Find answers, ask questions, and share your expertise
Announcements
Celebrating as our community reaches 100,000 members! Thank you!

Can DECIMAL data type be defined in a HIVE external table when using Avro file format?

avatar
New Contributor

Currently, all of our AMOUNT columns are defined as DOUBLE data types in our HIVE tables.  We would like to convert them to DECIMAL(15,3) data type since according to Cloudera online documentation:

 

FLOAT and DOUBLE can cause problems or unexpected behavior due to inability to precisely represent certain fractional values, for example dollar and cents values for currency.

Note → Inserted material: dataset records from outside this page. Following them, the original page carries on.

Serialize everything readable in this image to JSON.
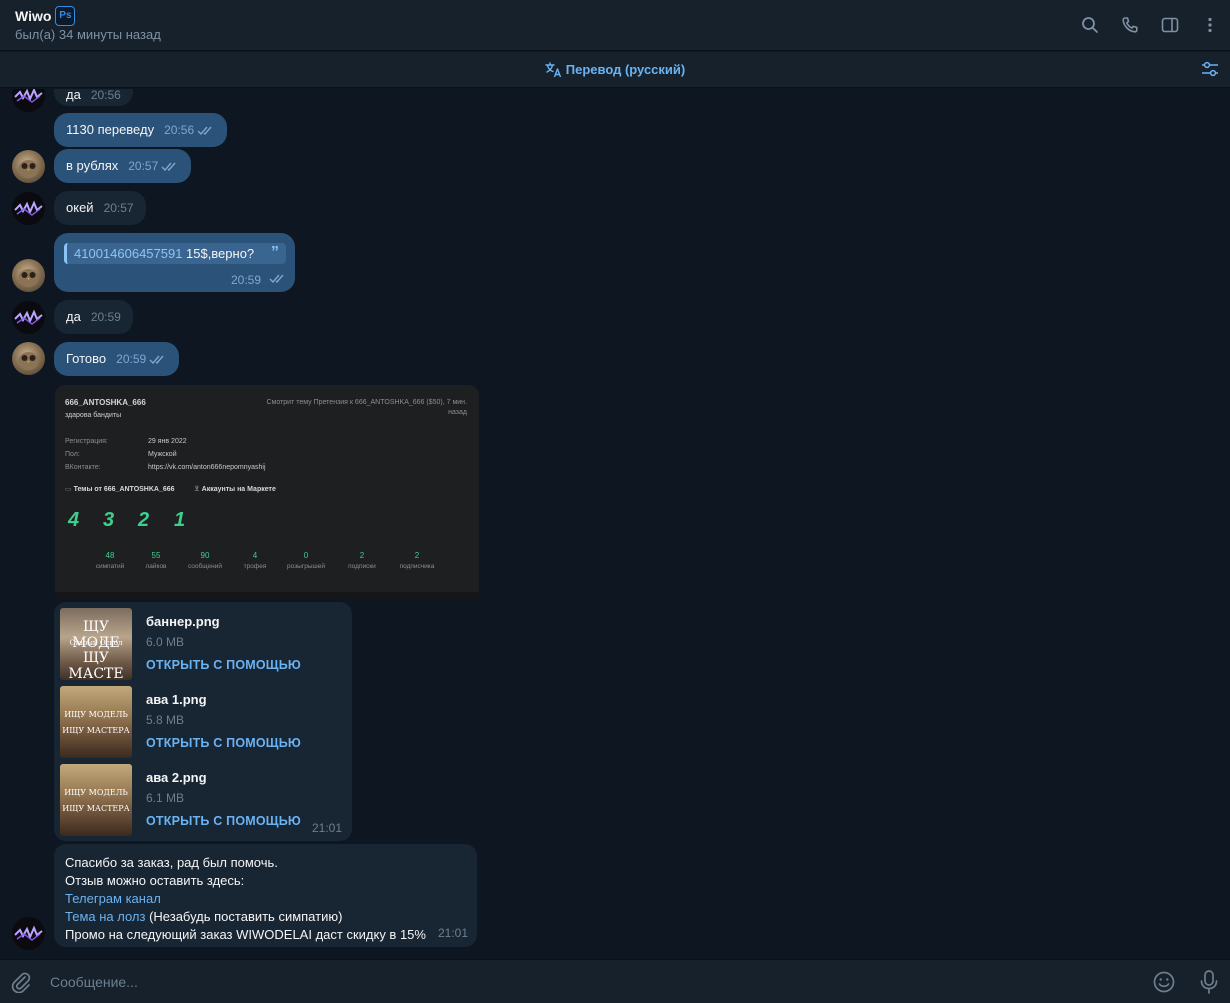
{
  "header": {
    "title": "Wiwo",
    "badge": "Ps",
    "status": "был(а) 34 минуты назад"
  },
  "translation_bar": {
    "label": "Перевод (русский)"
  },
  "messages": [
    {
      "text": "да",
      "time": "20:56"
    },
    {
      "text": "1130 переведу",
      "time": "20:56"
    },
    {
      "text": "в рублях",
      "time": "20:57"
    },
    {
      "text": "окей",
      "time": "20:57"
    },
    {
      "quote": "410014606457591",
      "text": "15$,верно?",
      "time": "20:59"
    },
    {
      "text": "да",
      "time": "20:59"
    },
    {
      "text": "Готово",
      "time": "20:59"
    }
  ],
  "screenshot": {
    "name": "666_ANTOSHKA_666",
    "bio": "здарова бандиты",
    "watching": "Смотрит тему Претензия к 666_ANTOSHKA_666 ($50), 7 мин. назад",
    "fields": [
      {
        "label": "Регистрация:",
        "value": "29 янв 2022"
      },
      {
        "label": "Пол:",
        "value": "Мужской"
      },
      {
        "label": "ВКонтакте:",
        "value": "https://vk.com/anton666nepomnyashij"
      }
    ],
    "tab1": "Темы от 666_ANTOSHKA_666",
    "tab2": "Аккаунты на Маркете",
    "badges": [
      "4",
      "3",
      "2",
      "1"
    ],
    "stats": [
      {
        "n": "48",
        "c": "симпатий"
      },
      {
        "n": "55",
        "c": "лайков"
      },
      {
        "n": "90",
        "c": "сообщений"
      },
      {
        "n": "4",
        "c": "трофея"
      },
      {
        "n": "0",
        "c": "розыгрышей"
      },
      {
        "n": "2",
        "c": "подписки"
      },
      {
        "n": "2",
        "c": "подписчика"
      }
    ]
  },
  "files": {
    "items": [
      {
        "name": "баннер.png",
        "size": "6.0 MB",
        "action": "ОТКРЫТЬ С ПОМОЩЬЮ"
      },
      {
        "name": "ава 1.png",
        "size": "5.8 MB",
        "action": "ОТКРЫТЬ С ПОМОЩЬЮ"
      },
      {
        "name": "ава 2.png",
        "size": "6.1 MB",
        "action": "ОТКРЫТЬ С ПОМОЩЬЮ"
      }
    ],
    "thumb1": {
      "line1": "ЩУ МОДЕ",
      "line2": "Старый Оскол",
      "line3": "ЩУ МАСТЕ"
    },
    "thumb2": {
      "line1": "ИЩУ МОДЕЛЬ",
      "line2": "ИЩУ МАСТЕРА"
    },
    "thumb3": {
      "line1": "ИЩУ МОДЕЛЬ",
      "line2": "ИЩУ МАСТЕРА"
    },
    "time": "21:01"
  },
  "final_message": {
    "line1": "Спасибо за заказ, рад был помочь.",
    "line2": "Отзыв можно оставить здесь:",
    "link1": "Телеграм канал",
    "link2": "Тема на лолз",
    "link2_suffix": " (Незабудь поставить симпатию)",
    "line5": "Промо на следующий заказ WIWODELAI даст скидку в 15%",
    "time": "21:01"
  },
  "input": {
    "placeholder": "Сообщение..."
  },
  "colors": {
    "background": "#0e1621",
    "header": "#17212b",
    "incoming": "#182533",
    "outgoing": "#2b5278",
    "accent": "#6ab3f3"
  },
  "icons": [
    "search-icon",
    "phone-icon",
    "sidebar-icon",
    "more-icon",
    "translate-icon",
    "settings-icon",
    "attach-icon",
    "emoji-icon",
    "mic-icon"
  ]
}
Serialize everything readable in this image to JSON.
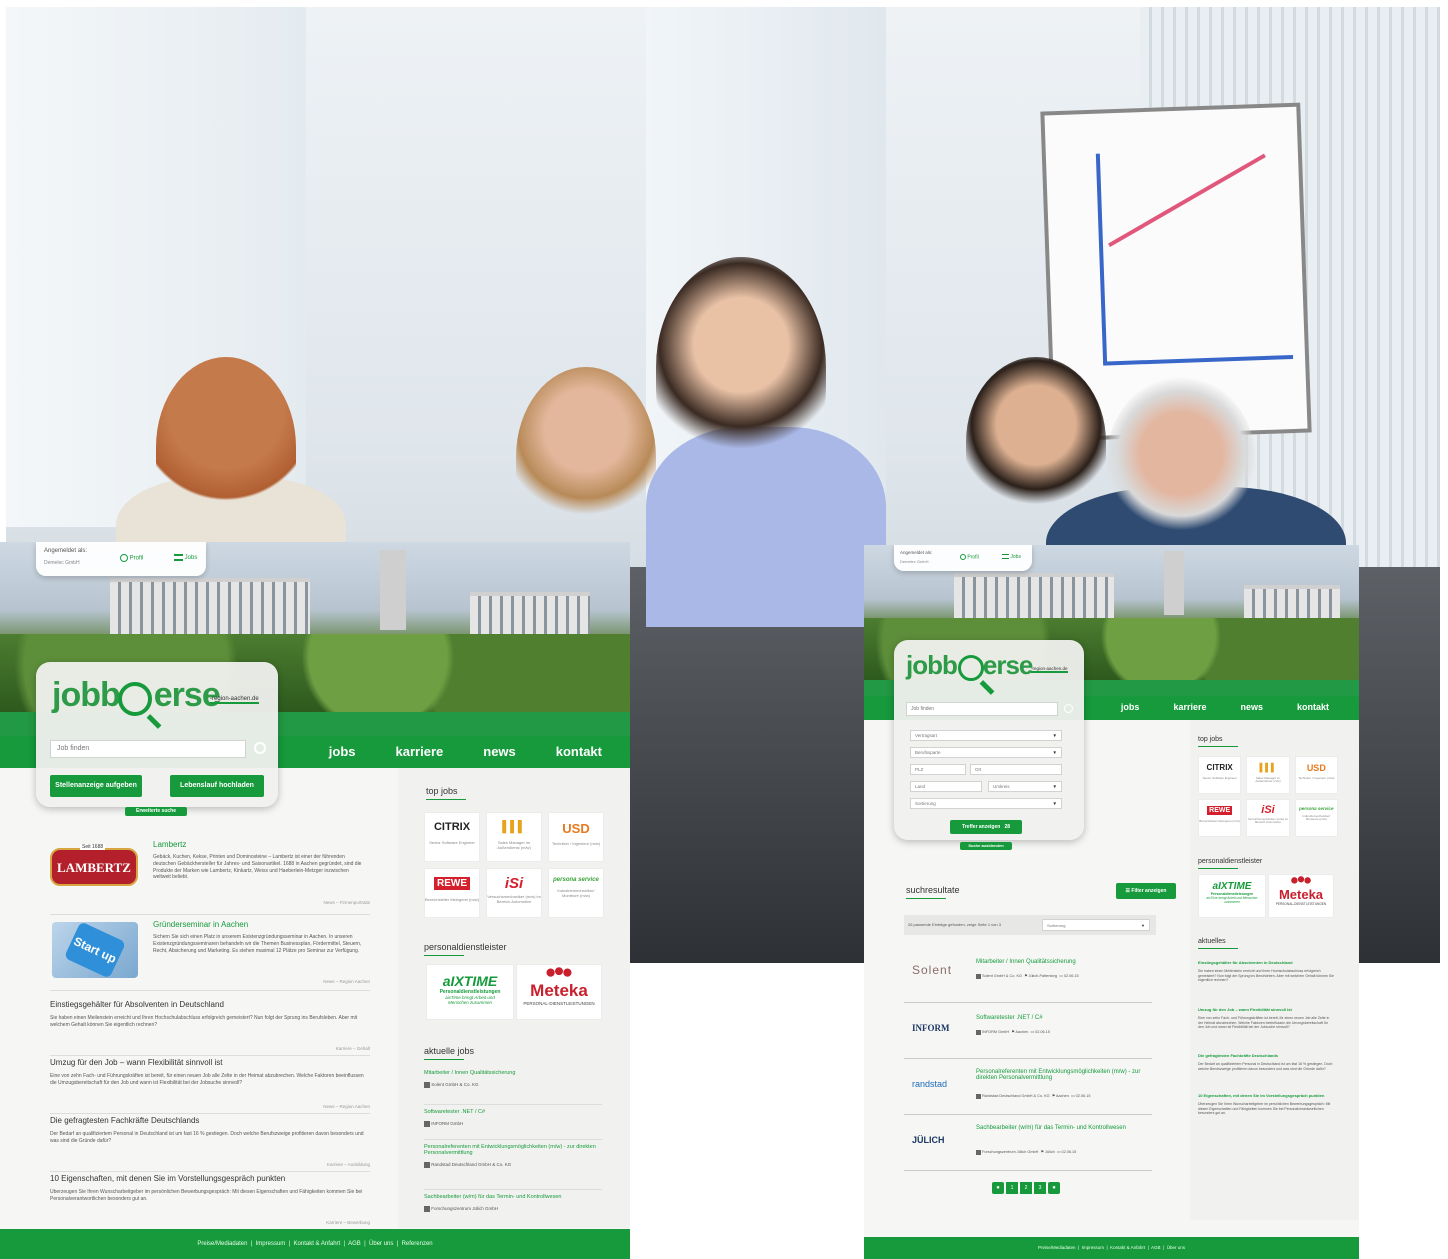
{
  "left": {
    "login": {
      "label": "Angemeldet als:",
      "company": "Demelec GmbH",
      "profil": "Profil",
      "jobs": "Jobs"
    },
    "logo": {
      "word": "jobb",
      "word2": "erse",
      "domain": "-region-aachen.de"
    },
    "search_placeholder": "Job finden",
    "nav": [
      "jobs",
      "karriere",
      "news",
      "kontakt"
    ],
    "buttons": {
      "post": "Stellenanzeige aufgeben",
      "cv": "Lebenslauf hochladen",
      "advanced": "Erweiterte suche"
    },
    "articles": [
      {
        "title": "Lambertz",
        "text": "Gebäck, Kuchen, Kekse, Printen und Dominosteine – Lambertz ist einer der führenden deutschen Gebäckhersteller für Jahres- und Saisonartikel. 1688 in Aachen gegründet, sind die Produkte der Marken wie Lambertz, Kinkartz, Weiss und Haeberlein-Metzger inzwischen weltweit beliebt.",
        "tag": "News – Firmenportraits",
        "logo": "LAMBERTZ",
        "logo_sub": "Seit 1688"
      },
      {
        "title": "Gründerseminar in Aachen",
        "text": "Sichern Sie sich einen Platz in unserem Existenzgründungsseminar in Aachen. In unseren Existenzgründungsseminaren behandeln wir die Themen Businessplan, Fördermittel, Steuern, Recht, Absicherung und Marketing. Es stehen maximal 12 Plätze pro Seminar zur Verfügung.",
        "tag": "News – Region Aachen",
        "logo": "Start up"
      }
    ],
    "news": [
      {
        "title": "Einstiegsgehälter für Absolventen in Deutschland",
        "text": "Sie haben einen Meilenstein erreicht und Ihren Hochschulabschluss erfolgreich gemeistert? Nun folgt der Sprung ins Berufsleben. Aber mit welchem Gehalt können Sie eigentlich rechnen?",
        "tag": "Karriere – Gehalt"
      },
      {
        "title": "Umzug für den Job – wann Flexibilität sinnvoll ist",
        "text": "Eine von zehn Fach- und Führungskräften ist bereit, für einen neuen Job alle Zelte in der Heimat abzubrechen. Welche Faktoren beeinflussen die Umzugsbereitschaft für den Job und wann ist Flexibilität bei der Jobsuche sinnvoll?",
        "tag": "News – Region Aachen"
      },
      {
        "title": "Die gefragtesten Fachkräfte Deutschlands",
        "text": "Der Bedarf an qualifiziertem Personal in Deutschland ist um fast 16 % gestiegen. Doch welche Berufszweige profitieren davon besonders und was sind die Gründe dafür?",
        "tag": "Karriere – Ausbildung"
      },
      {
        "title": "10 Eigenschaften, mit denen Sie im Vorstellungsgespräch punkten",
        "text": "Überzeugen Sie Ihren Wunscharbeitgeber im persönlichen Bewerbungsgespräch: Mit diesen Eigenschaften und Fähigkeiten kommen Sie bei Personalverantwortlichen besonders gut an.",
        "tag": "Karriere – Bewerbung"
      }
    ],
    "top_jobs_title": "top jobs",
    "top_jobs": [
      {
        "brand": "CITRIX",
        "caption": "Senior Software Engineer",
        "color": "#222222"
      },
      {
        "brand": "▌▌▌",
        "caption": "Sales Manager im Außendienst (m/w)",
        "color": "#e8a21c"
      },
      {
        "brand": "USD",
        "caption": "Techniker / Ingenieur (m/w)",
        "color": "#e8791c"
      },
      {
        "brand": "REWE",
        "caption": "Bereichsleiter Metzgerei (m/w)",
        "color": "#d4202c"
      },
      {
        "brand": "iSi",
        "caption": "Versuchsmechaniker (m/w) im Bereich Automotive",
        "color": "#d4202c"
      },
      {
        "brand": "persona service",
        "caption": "Industriemechaniker/ Monteure (m/w)",
        "color": "#3aa33a"
      }
    ],
    "pd_title": "personaldienstleister",
    "pd": [
      {
        "brand": "aIXTIME",
        "sub": "Personaldienstleistungen",
        "sub2": "aixTime bringt Arbeit und Menschen zusammen"
      },
      {
        "brand": "Meteka",
        "sub": "PERSONAL-DIENSTLEISTUNGEN"
      }
    ],
    "aktuell_title": "aktuelle jobs",
    "aktuell": [
      {
        "title": "Mitarbeiter / Innen Qualitätssicherung",
        "company": "Solent GmbH & Co. KG"
      },
      {
        "title": "Softwaretester .NET / C#",
        "company": "INFORM GmbH"
      },
      {
        "title": "Personalreferenten mit Entwicklungsmöglichkeiten (m/w) - zur direkten Personalvermittlung",
        "company": "Randstad Deutschland GmbH & Co. KG"
      },
      {
        "title": "Sachbearbeiter (w/m) für das Termin- und Kontrollwesen",
        "company": "Forschungszentrum Jülich GmbH"
      }
    ],
    "footer": "Preise/Mediadaten  |  Impressum  |  Kontakt & Anfahrt  |  AGB  |  Über uns  |  Referenzen"
  },
  "right": {
    "login": {
      "label": "Angemeldet als:",
      "company": "Demelec GmbH",
      "profil": "Profil",
      "jobs": "Jobs"
    },
    "logo": {
      "word": "jobb",
      "word2": "erse",
      "domain": "-region-aachen.de"
    },
    "search_placeholder": "Job finden",
    "nav": [
      "jobs",
      "karriere",
      "news",
      "kontakt"
    ],
    "filters": {
      "vertragsart": "Vertragsart",
      "berufssparte": "Berufssparte",
      "plz": "PLZ",
      "ort": "Ort",
      "land": "Land",
      "umkreis": "Umkreis",
      "sortierung": "Sortierung"
    },
    "treffer": "Treffer anzeigen",
    "treffer_count": "28",
    "close": "Suche ausblenden",
    "results_title": "suchresultate",
    "filter_btn": "Filter anzeigen",
    "results_info": "26 passende Einträge gefunden, zeige Seite 1 von 3",
    "results_sort": "Sortierung",
    "results": [
      {
        "logo": "Solent",
        "title": "Mitarbeiter / Innen Qualitätssicherung",
        "company": "Solent GmbH & Co. KG",
        "place": "Jülich-Pattersbrg",
        "date": "02.06.15"
      },
      {
        "logo": "INFORM",
        "title": "Softwaretester .NET / C#",
        "company": "INFORM GmbH",
        "place": "Aachen",
        "date": "02.06.15"
      },
      {
        "logo": "randstad",
        "title": "Personalreferenten mit Entwicklungsmöglichkeiten (m/w) - zur direkten Personalvermittlung",
        "company": "Randstad Deutschland GmbH & Co. KG",
        "place": "Aachen",
        "date": "02.06.15"
      },
      {
        "logo": "JÜLICH",
        "title": "Sachbearbeiter (w/m) für das Termin- und Kontrollwesen",
        "company": "Forschungszentrum Jülich GmbH",
        "place": "Jülich",
        "date": "02.06.15"
      }
    ],
    "pages": [
      "1",
      "2",
      "3"
    ],
    "top_jobs_title": "top jobs",
    "top_jobs": [
      {
        "brand": "CITRIX",
        "caption": "Senior Software Engineer",
        "color": "#222222"
      },
      {
        "brand": "▌▌▌",
        "caption": "Sales Manager im Außendienst (m/w)",
        "color": "#e8a21c"
      },
      {
        "brand": "USD",
        "caption": "Techniker / Ingenieur (m/w)",
        "color": "#e8791c"
      },
      {
        "brand": "REWE",
        "caption": "Bereichsleiter Metzgerei (m/w)",
        "color": "#d4202c"
      },
      {
        "brand": "iSi",
        "caption": "Versuchsmechaniker (m/w) im Bereich Automotive",
        "color": "#d4202c"
      },
      {
        "brand": "persona service",
        "caption": "Industriemechaniker/ Monteure (m/w)",
        "color": "#3aa33a"
      }
    ],
    "pd_title": "personaldienstleister",
    "pd": [
      {
        "brand": "aIXTIME",
        "sub": "Personaldienstleistungen",
        "sub2": "aixTime bringt Arbeit und Menschen zusammen"
      },
      {
        "brand": "Meteka",
        "sub": "PERSONAL-DIENSTLEISTUNGEN"
      }
    ],
    "aktuell_title": "aktuelles",
    "aktuell": [
      {
        "title": "Einstiegsgehälter für Absolventen in Deutschland",
        "text": "Sie haben einen Meilenstein erreicht und Ihren Hochschulabschluss erfolgreich gemeistert? Nun folgt der Sprung ins Berufsleben. Aber mit welchem Gehalt können Sie eigentlich rechnen?"
      },
      {
        "title": "Umzug für den Job – wann Flexibilität sinnvoll ist",
        "text": "Eine von zehn Fach- und Führungskräften ist bereit, für einen neuen Job alle Zelte in der Heimat abzubrechen. Welche Faktoren beeinflussen die Umzugsbereitschaft für den Job und wann ist Flexibilität bei der Jobsuche sinnvoll?"
      },
      {
        "title": "Die gefragtesten Fachkräfte Deutschlands",
        "text": "Der Bedarf an qualifiziertem Personal in Deutschland ist um fast 16 % gestiegen. Doch welche Berufszweige profitieren davon besonders und was sind die Gründe dafür?"
      },
      {
        "title": "10 Eigenschaften, mit denen Sie im Vorstellungsgespräch punkten",
        "text": "Überzeugen Sie Ihren Wunscharbeitgeber im persönlichen Bewerbungsgespräch: Mit diesen Eigenschaften und Fähigkeiten kommen Sie bei Personalverantwortlichen besonders gut an."
      }
    ],
    "footer": "Preise/Mediadaten  |  Impressum  |  Kontakt & Anfahrt  |  AGB  |  Über uns"
  },
  "colors": {
    "brand_green": "#169a3c",
    "dark_green": "#0d8a33"
  }
}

You might find output values slightly different than you inserted, equality tests that do not match precisely, or unexpected values for GROUP BY columns. DECIMAL can help reduce unexpected behavior and rounding errors, at the expense of some performance overhead for assignments and comparisons.

 

However, since Avro doesn’t support DECIMAL, when I create an external HIVE table using Avro file format, I can only create DECIMAL column as DOUBLE data type.  Is there any way which would allow me to create an external HIVE table with DECIMAL column data type while using Avro files?

1 REPLY 1

avatar
Master Collaborator

Hi ,

Starting from Hive 0.14 and Avro 1.7.1 (CDH 5.x.x) support for DECIMAL datatype has been added. Please refer the jira below for details

https://issues.apache.org/jira/browse/AVRO-1402

Following is the procedure to do the conversion. Change the schema as per your requirements, I am just outlining the way by which I did the transformation.

 

Step1: This is my test table with a column "c" in double datatype

show create table test1;
+-------------------------------------------------------------------------+--+
| createtab_stmt |
+-------------------------------------------------------------------------+--+
| CREATE TABLE `test1`( |
| `a` int COMMENT 'from deserializer', |
| `b` int COMMENT 'from deserializer', |
| `c` double COMMENT 'from deserializer') |
| ROW FORMAT SERDE |
| 'org.apache.hadoop.hive.serde2.avro.AvroSerDe' |
| STORED AS INPUTFORMAT |
| 'org.apache.hadoop.hive.ql.io.avro.AvroContainerInputFormat' |
| OUTPUTFORMAT |
| 'org.apache.hadoop.hive.ql.io.avro.AvroContainerOutputFormat' |
| LOCATION |
| 'hdfs://nightly54-1.vpc.cloudera.com:8020/user/hive/warehouse/test1' |
| TBLPROPERTIES ( |
| 'COLUMN_STATS_ACCURATE'='true', |
| 'numFiles'='1', |
| 'numRows'='1', |
| 'rawDataSize'='0', |
| 'totalSize'='306', |
| 'transient_lastDdlTime'='1456655270') |
+-------------------------------------------------------------------------+--+

Step2: The header in avro data files in test1 table looks as follows

 

a. java -jar /usr/lib/avro/avro-tools-1.7.6-cdh5.4.10-SNAPSHOT.jar getschema 000000_0

 

{
"type" : "record",
"name" : "test1",
"namespace" : "default",
"fields" : [ {
"name" : "a",
"type" : [ "null", "int" ],
"doc" : "\u0000\u0000",
"default" : null
}, {
"name" : "b",
"type" : [ "null", "int" ],
"default" : null
}, {
"name" : "c",
"type" : [ "null", "double" ],
"default" : null
} ]
}

 

Step3: For hive to read avro data with decimal datatype, the header in the avro datafile should look as follows

{
"type" : "record",
"name" : "test1",
"namespace" : "default",
"fields" : [ {
"name" : "a",
"type" : [ "null", "int" ],
"doc" : "\u0000\u0000",
"default" : null
}, {
"name" : "b",
"type" : [ "null", "int" ],
"default" : null
}, {
"name" : "c",
"type" : [ "null", { "type" : "bytes", "logicalType" : "decimal", "precision" : 15, "scale" : 3 } ],
"default" : null
} ]
}


Hive serde reads the actual data file's header to read data so when you create external table by referring the schema file
WITH SERDEPROPERTIES ('avro.schema.url'='/path-to-decimal-datatype-schema-file') it won't workout and you will be receiving errors saying that

Error: java.io.IOException: org.apache.avro.AvroTypeException: Found double, expecting union (state=,code=0)

 

Step4: So we need to create another table with desired decimal datatype and import the content of original table to new temp table, so that data with appropriate header for decimal datatype gets created

 

a. create table temp(a int,b int,c decimal(15,3))stored as avro; //* which will create schema in avro file as mentioned in step3 *//

b. insert overwrite table temp as select * from test1;

 

Now we have the data in decimal datatype in avro format and can be confirmed with describe statement and also by looking into the data stored.

 

Thanks